Fed Policy, Dollar Dynamics, and FX Market Positioning
当社は、市場がFRBのタカ派スタンスを過小評価しているとみている。フェドファンズ先物は現在、年末までに追加利上げが1回行われる確率を25%程度しか織り込んでいない。しかし、議事要旨で示されたAI投資や関税に起因する根強いインフレリスクを踏まえると、この水準は低すぎる可能性がある。したがって、短期金利先物を売却し、金利が高止まりする展開に備える。
米ドルは、FRBの強硬なメッセージと、足元で軟化した雇用関連データの狭間にあり、DXYは101.00近辺で上値を抑えられている。通貨ボラティリティ指数はこの1カ月で15%上昇しており、トレーダーが方向性を伴う大きな動きに備えている兆候といえる。方向性を問わずボラティリティ上放れに対応するため、主要通貨ペアでストラドルを購入している。

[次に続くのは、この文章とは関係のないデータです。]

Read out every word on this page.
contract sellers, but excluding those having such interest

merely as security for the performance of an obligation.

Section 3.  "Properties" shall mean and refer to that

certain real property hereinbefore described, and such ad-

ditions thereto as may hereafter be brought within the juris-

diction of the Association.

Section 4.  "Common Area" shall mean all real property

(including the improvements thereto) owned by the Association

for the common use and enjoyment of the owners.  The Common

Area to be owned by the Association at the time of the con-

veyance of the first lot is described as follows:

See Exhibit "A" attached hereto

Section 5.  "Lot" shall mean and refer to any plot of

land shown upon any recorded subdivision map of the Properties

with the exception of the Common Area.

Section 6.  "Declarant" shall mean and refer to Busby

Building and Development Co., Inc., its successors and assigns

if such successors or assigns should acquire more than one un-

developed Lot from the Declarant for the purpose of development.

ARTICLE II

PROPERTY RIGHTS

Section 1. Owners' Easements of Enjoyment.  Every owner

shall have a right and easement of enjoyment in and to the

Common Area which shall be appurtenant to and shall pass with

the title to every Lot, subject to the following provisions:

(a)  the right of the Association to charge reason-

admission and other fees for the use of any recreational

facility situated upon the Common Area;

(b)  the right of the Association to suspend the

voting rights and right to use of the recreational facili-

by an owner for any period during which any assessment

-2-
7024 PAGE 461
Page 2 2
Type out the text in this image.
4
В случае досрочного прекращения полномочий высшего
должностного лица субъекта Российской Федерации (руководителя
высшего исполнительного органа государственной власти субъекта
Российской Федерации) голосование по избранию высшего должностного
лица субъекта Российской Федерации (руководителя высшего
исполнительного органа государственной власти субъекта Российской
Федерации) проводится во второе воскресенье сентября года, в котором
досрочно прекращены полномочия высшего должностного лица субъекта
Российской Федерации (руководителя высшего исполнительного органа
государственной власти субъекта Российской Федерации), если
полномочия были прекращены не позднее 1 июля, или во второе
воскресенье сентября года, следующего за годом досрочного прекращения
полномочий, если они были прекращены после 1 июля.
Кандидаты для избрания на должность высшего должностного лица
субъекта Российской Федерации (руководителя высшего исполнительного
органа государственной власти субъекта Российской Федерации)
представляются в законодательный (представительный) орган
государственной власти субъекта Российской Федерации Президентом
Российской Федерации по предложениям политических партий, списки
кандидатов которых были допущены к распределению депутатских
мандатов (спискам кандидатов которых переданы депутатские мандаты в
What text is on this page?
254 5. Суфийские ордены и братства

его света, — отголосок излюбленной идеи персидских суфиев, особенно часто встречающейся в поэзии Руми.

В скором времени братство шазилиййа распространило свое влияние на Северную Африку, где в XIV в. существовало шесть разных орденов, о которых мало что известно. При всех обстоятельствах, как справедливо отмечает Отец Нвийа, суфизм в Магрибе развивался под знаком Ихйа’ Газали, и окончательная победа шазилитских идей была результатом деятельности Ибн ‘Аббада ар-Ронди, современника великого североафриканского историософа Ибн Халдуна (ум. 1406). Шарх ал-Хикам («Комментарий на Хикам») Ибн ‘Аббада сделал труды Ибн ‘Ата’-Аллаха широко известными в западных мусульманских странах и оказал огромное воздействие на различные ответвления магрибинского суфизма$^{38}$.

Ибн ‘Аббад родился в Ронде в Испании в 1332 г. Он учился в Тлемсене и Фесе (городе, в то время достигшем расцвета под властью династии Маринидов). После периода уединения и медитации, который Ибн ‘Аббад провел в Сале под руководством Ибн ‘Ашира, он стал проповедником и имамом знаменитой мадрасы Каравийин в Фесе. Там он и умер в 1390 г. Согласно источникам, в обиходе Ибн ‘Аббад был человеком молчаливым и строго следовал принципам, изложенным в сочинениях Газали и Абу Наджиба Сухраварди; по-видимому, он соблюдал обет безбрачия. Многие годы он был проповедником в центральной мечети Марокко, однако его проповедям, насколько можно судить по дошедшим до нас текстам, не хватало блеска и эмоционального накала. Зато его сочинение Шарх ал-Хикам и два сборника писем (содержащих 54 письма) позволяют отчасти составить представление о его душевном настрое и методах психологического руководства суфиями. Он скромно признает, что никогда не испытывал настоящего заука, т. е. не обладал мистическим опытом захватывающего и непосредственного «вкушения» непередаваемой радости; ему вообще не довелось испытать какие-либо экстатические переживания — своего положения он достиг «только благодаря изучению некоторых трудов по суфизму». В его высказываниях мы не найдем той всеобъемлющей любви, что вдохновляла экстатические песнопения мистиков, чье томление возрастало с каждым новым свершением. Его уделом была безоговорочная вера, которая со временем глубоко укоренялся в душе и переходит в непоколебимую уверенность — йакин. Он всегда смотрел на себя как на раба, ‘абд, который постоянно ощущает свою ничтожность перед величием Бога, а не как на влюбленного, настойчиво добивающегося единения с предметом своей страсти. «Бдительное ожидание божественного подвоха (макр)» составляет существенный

USD/JPYが162.50と数十年ぶり高値圏を試すなか、日本当局による介入リスクは2022年末時点と同様に極めて高まっている。金利差は一段の円安・ドル高を支持するものの、急激な巻き戻し(急落)リスクは過小評価されているとみる。当社は、こうした事象に対する低コストのヘッジとして、アウト・オブ・ザ・マネーのプットオプションを購入している。
Commodity and Precious Metals Market Strategies
地政学リスク・プレミアムが原油市場に明確に回帰し、WTIを1バレル=75ドル近辺へ押し上げている。ホルムズ海峡を通過するタンカーの海上保険料は過去1週間で倍増したと報じられており、供給途絶への市場の警戒感が具体化していることを示唆する。中東情勢がさらに悪化した場合の価格急騰を狙い、WTIのコールオプションでロングエクスポージャーを積み増している。
米ドルが広く弱含む局面でも豪ドルが上値を伸ばせないことは、FRBのタカ派的なナラティブや地政学的な不安定要因に対する豪ドルの脆弱性を浮き彫りにしている。来週には中国の主要インフレ指標と鉱工業生産が予定されており、商品需要の先行き不透明感は大きい。当社は、豪ドル/米ドルのプットオプションを用い、当社のコモディティ関連エクスポージャーを、中国指標がネガティブサプライズとなるリスクに備えてヘッジしている。
インフレが高止まりするなかでも金が4,080ドル近辺で伸び悩むのは、米国債利回り上昇に対する感応度の高さを示している。米10年債利回りは月初来で20bp上昇しており、利息を生まない金を保有する機会費用が増大している。当社は、ロングの金ポジションを保護するため、コラ―戦略(保護的プットの購入と、その資金手当としてのコール売り)を活用している。